3.6 Changes to this Agreement

We can change any of the terms of this Agreement at any time by providing Notice at least 7 days prior to the effective date of the changes; provided, however, that we may only make changes to fees 30 days prior to the effective date of the changes. If you use your Card after the effective date, you will be considered to have agreed to the new terms even if you have sent Notice to us. At our option, we may also make any such change if you elect to use your Account after the effective date of the amendment. Changes, which we make, can apply to all outstanding Debt and to any future transactions on the Company Account.

3.7 No Waiver of Regions Rights

Any waiver, modification, or indulgence provided to Company, of any kind or at any time, only applies to the specific instance involved. It is not a general waiver or a waiver, modification, or indulgence under this Agreement for any other or future acts, events, or conditions. Any delay by Regions in enforcing its rights does not forfeit our rights under this Agreement.

3.8 Assignment

We may transfer, sell, or assign the Company Account, this Agreement, or any other rights or obligations under this Agreement without providing you Notice. You may not transfer, sell, or assign the Company Account, Cards, or this Agreement or any obligations under this Agreement to another person or entity.

3.9 Entire Agreement

This Agreement constitutes the entire understanding between you and Regions for issuance of Cards. No other agreements, representations, or warranties other than those provided in this Agreement are binding unless in writing and signed by Regions.

4. Glossary

The following words used in this Agreement are defined as follows:

Administrator means the person specified by the Company to manage Cards issued to the Company and is authorized to act on the Company’s behalf.

Balance means all amounts charged to the Company Account at any time, including Charges, fees, attorneys’ fees or collection costs, and any other fees or Charges that we are permitted to add to the Company Account by this Agreement or otherwise.

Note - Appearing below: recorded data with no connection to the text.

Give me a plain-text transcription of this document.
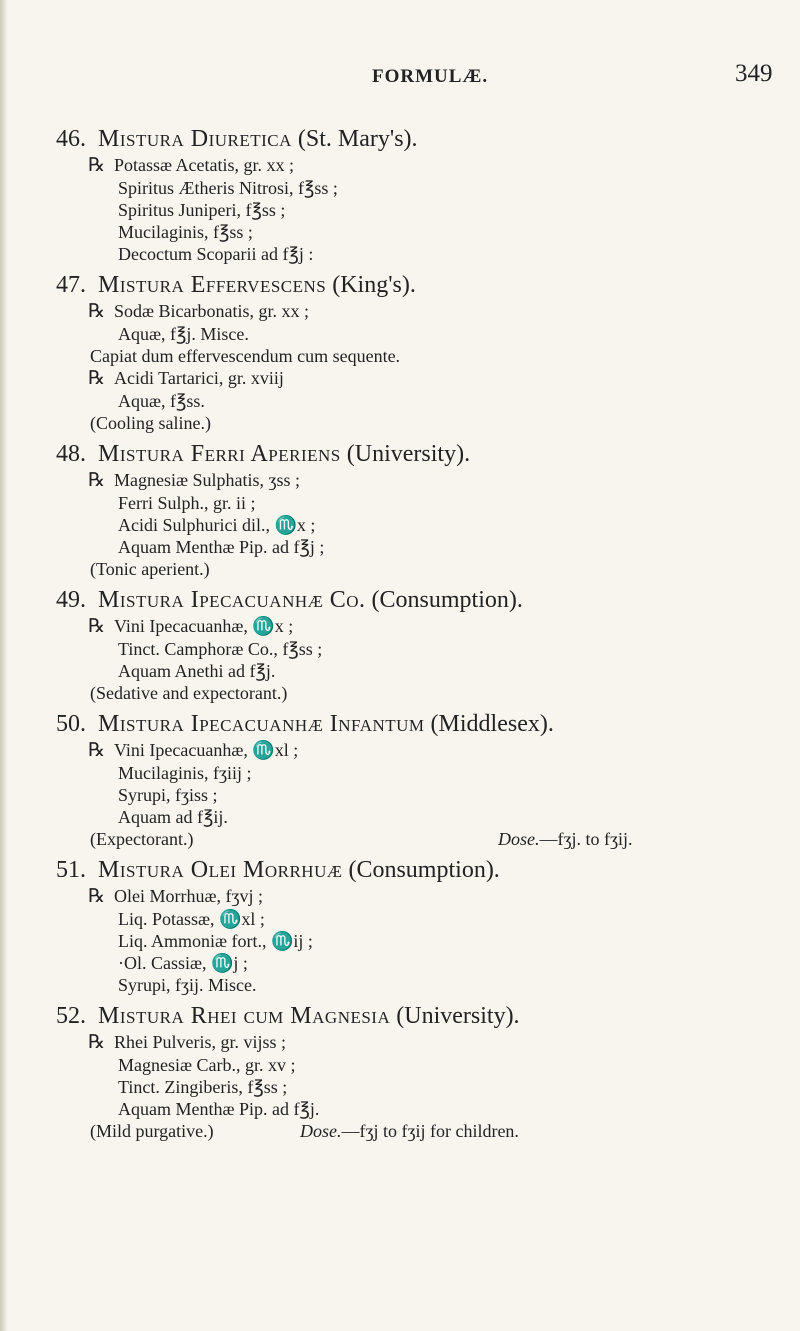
FORMULÆ.	349
46. Mistura Diuretica (St. Mary's).
℞ Potassæ Acetatis, gr. xx ;
Spiritus Ætheris Nitrosi, f℥ss ;
Spiritus Juniperi, f℥ss ;
Mucilaginis, f℥ss ;
Decoctum Scoparii ad f℥j :
47. Mistura Effervescens (King's).
℞ Sodæ Bicarbonatis, gr. xx ;
Aquæ, f℥j. Misce.
Capiat dum effervescendum cum sequente.
℞ Acidi Tartarici, gr. xviij
Aquæ, f℥ss.
(Cooling saline.)
48. Mistura Ferri Aperiens (University).
℞ Magnesiæ Sulphatis, ʒss ;
Ferri Sulph., gr. ii ;
Acidi Sulphurici dil., ♏x ;
Aquam Menthæ Pip. ad f℥j ;
(Tonic aperient.)
49. Mistura Ipecacuanhæ Co. (Consumption).
℞ Vini Ipecacuanhæ, ♏x ;
Tinct. Camphoræ Co., f℥ss ;
Aquam Anethi ad f℥j.
(Sedative and expectorant.)
50. Mistura Ipecacuanhæ Infantum (Middlesex).
℞ Vini Ipecacuanhæ, ♏xl ;
Mucilaginis, fʒiij ;
Syrupi, fʒiss ;
Aquam ad f℥ij.
(Expectorant.)	Dose.—fʒj. to fʒij.
51. Mistura Olei Morrhuæ (Consumption).
℞ Olei Morrhuæ, fʒvj ;
Liq. Potassæ, ♏xl ;
Liq. Ammoniæ fort., ♏ij ;
·Ol. Cassiæ, ♏j ;
Syrupi, fʒij. Misce.
52. Mistura Rhei cum Magnesia (University).
℞ Rhei Pulveris, gr. vijss ;
Magnesiæ Carb., gr. xv ;
Tinct. Zingiberis, f℥ss ;
Aquam Menthæ Pip. ad f℥j.
(Mild purgative.)	Dose.—fʒj to fʒij for children.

Rho means Under Technologies Inc., dba Rho Technologies;

Rho Terms of Service means the agreement executed between you and Rho for the use of Rho Services available on the Rho Website; Rho Services means expense and corporate card management, reporting, and other services provided by Rho; Rho Account means your account with Rho for use of the Rho Services; and Rho Website means the Rho website located at

Card means a physical or virtual corporate payment card with a unique sixteen (16) digit number issued to a Cardholder under the Company Account.

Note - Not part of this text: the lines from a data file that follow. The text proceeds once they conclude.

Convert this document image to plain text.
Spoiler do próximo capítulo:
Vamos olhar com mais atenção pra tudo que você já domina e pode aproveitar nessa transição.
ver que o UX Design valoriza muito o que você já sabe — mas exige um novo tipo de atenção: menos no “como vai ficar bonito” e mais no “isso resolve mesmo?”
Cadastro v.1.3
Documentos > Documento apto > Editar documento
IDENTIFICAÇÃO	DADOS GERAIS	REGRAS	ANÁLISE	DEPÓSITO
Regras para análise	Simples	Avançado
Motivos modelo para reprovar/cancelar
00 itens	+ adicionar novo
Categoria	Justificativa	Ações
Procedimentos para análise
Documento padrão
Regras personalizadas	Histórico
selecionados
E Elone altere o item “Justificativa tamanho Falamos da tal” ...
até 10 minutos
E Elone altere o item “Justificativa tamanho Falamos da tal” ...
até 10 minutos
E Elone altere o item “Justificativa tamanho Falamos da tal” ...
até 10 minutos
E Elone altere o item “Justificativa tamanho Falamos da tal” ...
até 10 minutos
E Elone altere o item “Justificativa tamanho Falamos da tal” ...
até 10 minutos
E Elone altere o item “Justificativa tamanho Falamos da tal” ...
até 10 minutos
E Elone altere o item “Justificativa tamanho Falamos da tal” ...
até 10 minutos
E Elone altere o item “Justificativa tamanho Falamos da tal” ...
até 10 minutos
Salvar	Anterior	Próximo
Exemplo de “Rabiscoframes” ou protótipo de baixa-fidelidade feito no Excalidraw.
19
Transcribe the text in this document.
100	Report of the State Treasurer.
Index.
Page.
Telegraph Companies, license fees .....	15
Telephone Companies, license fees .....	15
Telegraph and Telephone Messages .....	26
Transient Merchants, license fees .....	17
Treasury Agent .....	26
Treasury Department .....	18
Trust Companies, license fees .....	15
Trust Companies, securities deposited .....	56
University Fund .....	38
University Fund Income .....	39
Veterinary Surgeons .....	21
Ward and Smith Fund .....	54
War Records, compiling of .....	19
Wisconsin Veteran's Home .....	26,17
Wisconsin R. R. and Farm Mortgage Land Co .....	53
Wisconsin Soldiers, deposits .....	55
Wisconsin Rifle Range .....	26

Agreement means this Regions Bank Agreement as modified or any subsequent agreements governing your use of Cards issued by Regions.

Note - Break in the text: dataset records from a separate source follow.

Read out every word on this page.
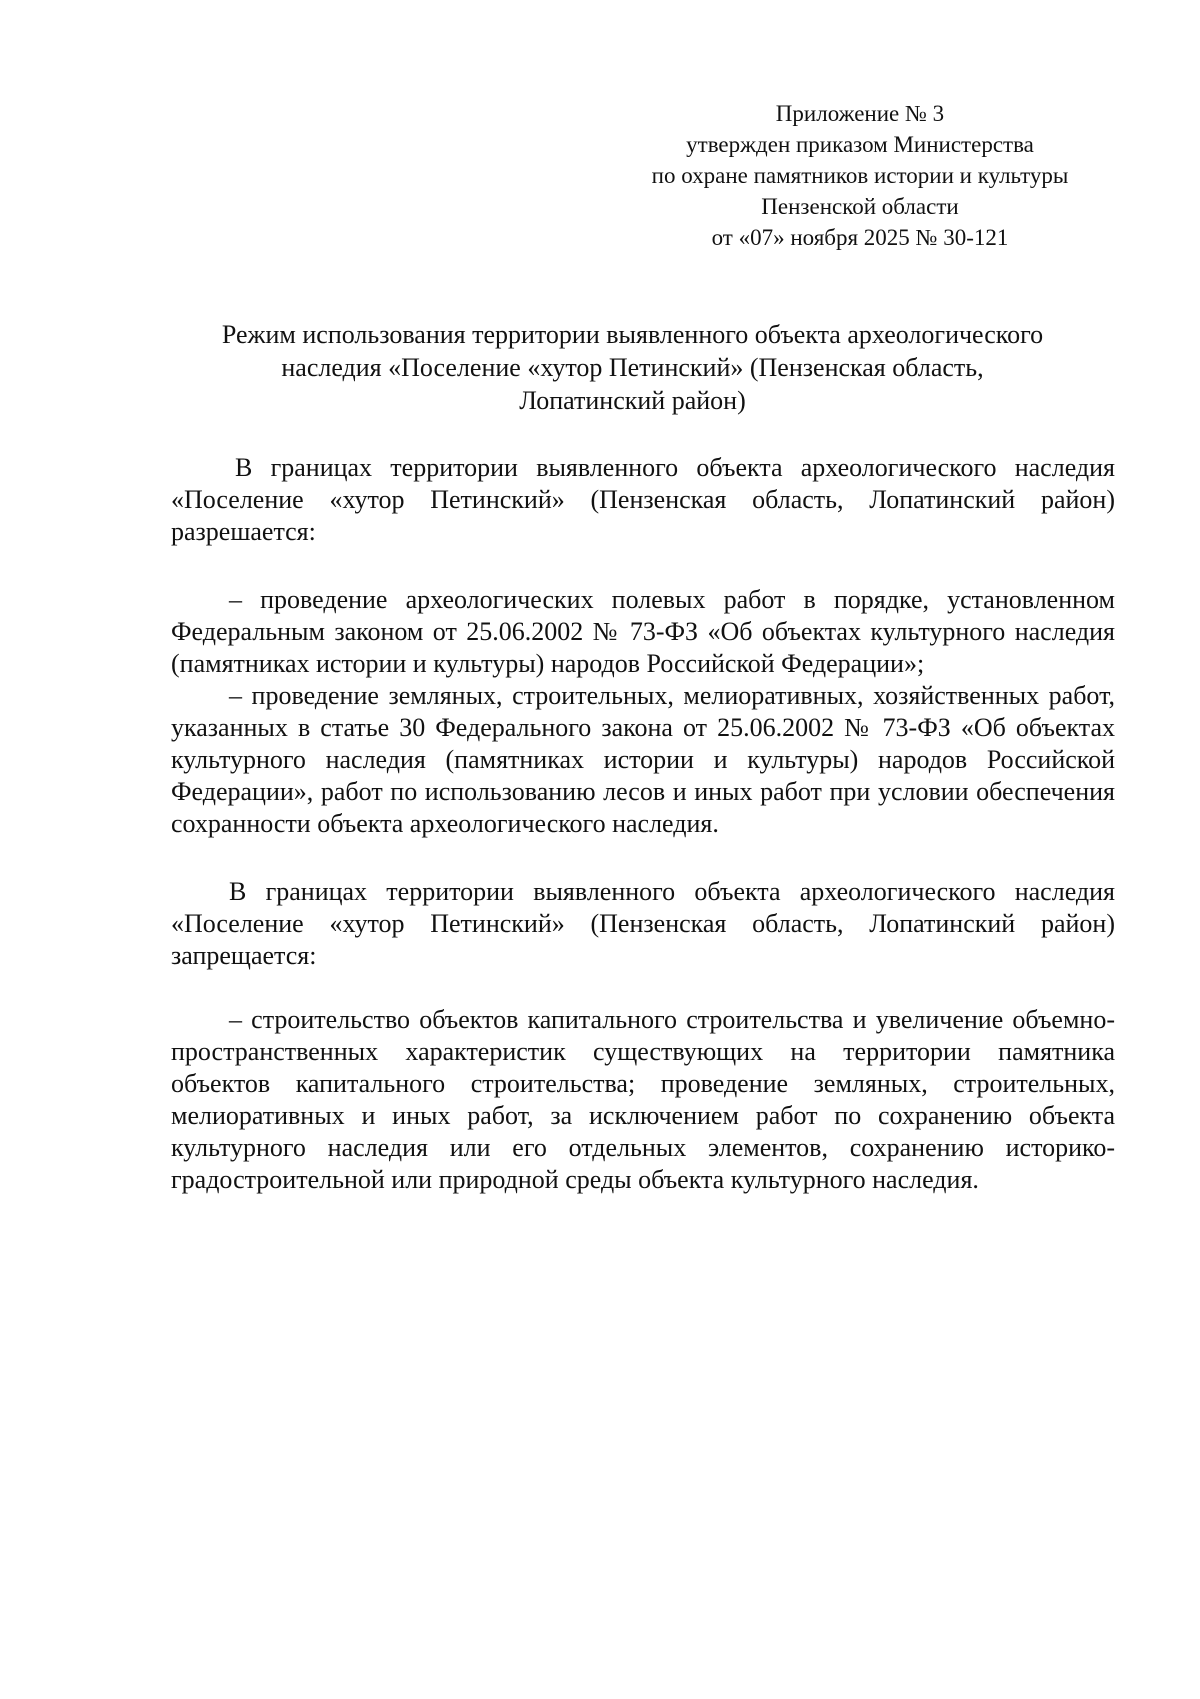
Приложение № 3
утвержден приказом Министерства
по охране памятников истории и культуры
Пензенской области
от «07» ноября 2025 № 30-121
Режим использования территории выявленного объекта археологического
наследия «Поселение «хутор Петинский» (Пензенская область,
Лопатинский район)

В границах территории выявленного объекта археологического наследия «Поселение «хутор Петинский» (Пензенская область, Лопатинский район) разрешается:

– проведение археологических полевых работ в порядке, установленном Федеральным законом от 25.06.2002 № 73-ФЗ «Об объектах культурного наследия (памятниках истории и культуры) народов Российской Федерации»;

– проведение земляных, строительных, мелиоративных, хозяйственных работ, указанных в статье 30 Федерального закона от 25.06.2002 № 73-ФЗ «Об объектах культурного наследия (памятниках истории и культуры) народов Российской Федерации», работ по использованию лесов и иных работ при условии обеспечения сохранности объекта археологического наследия.

В границах территории выявленного объекта археологического наследия «Поселение «хутор Петинский» (Пензенская область, Лопатинский район) запрещается:

– строительство объектов капитального строительства и увеличение объемно-пространственных характеристик существующих на территории памятника объектов капитального строительства; проведение земляных, строительных, мелиоративных и иных работ, за исключением работ по сохранению объекта культурного наследия или его отдельных элементов, сохранению историко-градостроительной или природной среды объекта культурного наследия.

Cardholder means the employee or other person to whom Cards are issued and is authorized to transact on Company’s behalf.

Card Network means the payments card network operated by Mastercard.

Charge means the payment for a Transaction using a Card over the Card Network.

Chargeback means the reversal of a Charge arising from a Disputed Charge.

Company and you the company holding a Rho Account that has or is applying to have Cards issued to Cardholders.

Company Account means the account and records, including the Company Spending Limit, maintained by Regions for Company including all its Cardholders.

Company Credit Limit means the spending limited that is established for all Cards issued to the Company.

Disputed Charge means a Charge that you report as erroneous or unauthorized.

Regions, we, us, our, and ours refer to Regions Bank, a New York State-chartered, FDIC-insured bank and Mastercard principal issuing member.

Notices means any notices and communications under this Agreement whether sent physically or electronically.

Periodic Statement means a periodic report detailing Charges and amounts owed or credited to the Company Account during each 30-day period.

Prohibited Activity means any activities included on the Rho Prohibited Activity List.

Transaction means the agreement between the Company or Cardholder and a merchant for the exchange of goods or services.